Geburtshilfe Frauenheilkd 2018; 78(10): 78-79
DOI: 10.1055/s-0038-1670983
Poster
Donnerstag, 01.11.2018
Endokrinologie und Reproduktionsmedizin I
Georg Thieme Verlag KG Stuttgart · New York

Antibiotic treatment of chronic endometritis seems to preserve pregnancy in women with recurrent miscarriages or recurrent implantation failure

S Meier
1   Division of Gynecological Endocrinology and Reproductive Medicine, Bern University Hospital and University of Bern, Bern, Schweiz
,
T Gillon
2   Department of Obstetrics and Gynecology, Bern University Hospital and University of Bern, Bern, Schweiz
,
V Mitter
1   Division of Gynecological Endocrinology and Reproductive Medicine, Bern University Hospital and University of Bern, Bern, Schweiz
,
A Fink
1   Division of Gynecological Endocrinology and Reproductive Medicine, Bern University Hospital and University of Bern, Bern, Schweiz
,
M Mueller
2   Department of Obstetrics and Gynecology, Bern University Hospital and University of Bern, Bern, Schweiz
,
T Rau
3   Institute of Pathology, University of Bern, Bern, Schweiz
,
M Von Wolff
1   Division of Gynecological Endocrinology and Reproductive Medicine, Bern University Hospital and University of Bern, Bern, Schweiz
,
A Kohl Schwartz
1   Division of Gynecological Endocrinology and Reproductive Medicine, Bern University Hospital and University of Bern, Bern, Schweiz
› Author Affiliations
Further Information

Publication History

Publication Date:
20 September 2018 (online)

 

Introduction:

Investigation and treatment options for women with recurrent miscarriages (RM ≥3 consecutive miscarriages) and recurrent implantation failures (RIF ≥6 top quality embryos transferred) are limited.

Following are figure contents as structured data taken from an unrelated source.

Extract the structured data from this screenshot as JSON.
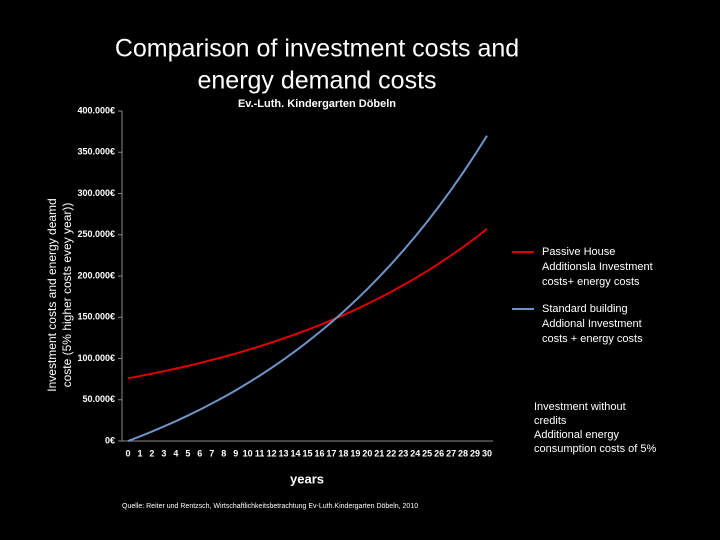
{
  "chart_data": {
    "type": "line",
    "title": [
      "Comparison of investment costs and",
      "energy demand costs"
    ],
    "subtitle": "Ev.-Luth. Kindergarten Döbeln",
    "y_label": [
      "Investment costs and energy deamd",
      "coste (5% higher costs evey year))"
    ],
    "x_label": "years",
    "source": "Quelle: Reiter und Rentzsch, Wirtschaftlichkeitsbetrachtung  Ev-Luth.Kindergarten Döbeln,  2010",
    "annotation": [
      "Investment without",
      "credits",
      "Additional energy",
      "consumption costs of 5%"
    ],
    "categories": [
      "0",
      "1",
      "2",
      "3",
      "4",
      "5",
      "6",
      "7",
      "8",
      "9",
      "10",
      "11",
      "12",
      "13",
      "14",
      "15",
      "16",
      "17",
      "18",
      "19",
      "20",
      "21",
      "22",
      "23",
      "24",
      "25",
      "26",
      "27",
      "28",
      "29",
      "30"
    ],
    "series": [
      {
        "name": [
          "Passive House",
          "Additionsla Investment",
          "costs+ energy costs"
        ],
        "color": "#e00000",
        "values": [
          76000,
          78700,
          81600,
          84600,
          87700,
          91100,
          94500,
          98200,
          102000,
          106000,
          110300,
          114700,
          119400,
          124300,
          129400,
          134800,
          140400,
          146400,
          152600,
          159200,
          166100,
          173300,
          180900,
          188900,
          197200,
          206000,
          215200,
          224900,
          235100,
          245800,
          257000
        ]
      },
      {
        "name": [
          "Standard building",
          "Addional Investment",
          "costs + energy costs"
        ],
        "color": "#6f95c8",
        "values": [
          0,
          5600,
          11400,
          17600,
          24000,
          30800,
          37900,
          45400,
          53200,
          61400,
          70100,
          79100,
          88700,
          98700,
          109200,
          120200,
          131800,
          143900,
          156700,
          170100,
          184200,
          199000,
          214500,
          230800,
          247900,
          265800,
          284700,
          304500,
          325300,
          347100,
          370100
        ]
      }
    ],
    "ylim": [
      0,
      400000
    ],
    "yticks": [
      {
        "value": 0,
        "label": "0€"
      },
      {
        "value": 50000,
        "label": "50.000€"
      },
      {
        "value": 100000,
        "label": "100.000€"
      },
      {
        "value": 150000,
        "label": "150.000€"
      },
      {
        "value": 200000,
        "label": "200.000€"
      },
      {
        "value": 250000,
        "label": "250.000€"
      },
      {
        "value": 300000,
        "label": "300.000€"
      },
      {
        "value": 350000,
        "label": "350.000€"
      },
      {
        "value": 400000,
        "label": "400.000€"
      }
    ],
    "grid": false
  }
}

It has been shown that 27 – 56% of women with RM and 14 – 66% of women with RIF suffer from chronic endometritis (CE). The aim of this study was to analyze incidence, diagnosis and treatment of CE and to improve thereby the chances for successful pregnancy.

Methods:

Women in therapy for RM or RIF at the Bern University Hospital from 2016 – 2017 were examined by diagnostic hysteroscopy. In case of plasma cells in the endometrial biopsy and a positive immunohistochemical analysis of CD 138, women were treated with doxycyclin 100 mg twice daily for two weeks. Afterwards time to implantation and on-going pregnancy were analyzed.

Results:

A total of 47 women were identified; 14 (60.8%) of 23 with RM and 12 (50%) of 24 with RIF were diagnosed positive for chronic endometritis without other risk factors for implantation failure. After antibiotic treatment 38.5% (10/26) of all women with CE achieved a clinical and 27% (7/26) an on-going (> 24 weeks) pregnancy up to now.

Conclusion:

Treatment possibilities in women suffering from RM or RIF are poor. This minimal invasive investigation by diagnostic hysteroscopy with endometrial biopsy and subsequent antibiotic treatment in suspected CE would be easy to implement in daily practice. The positive reproductive effect shown in this small study seems promising.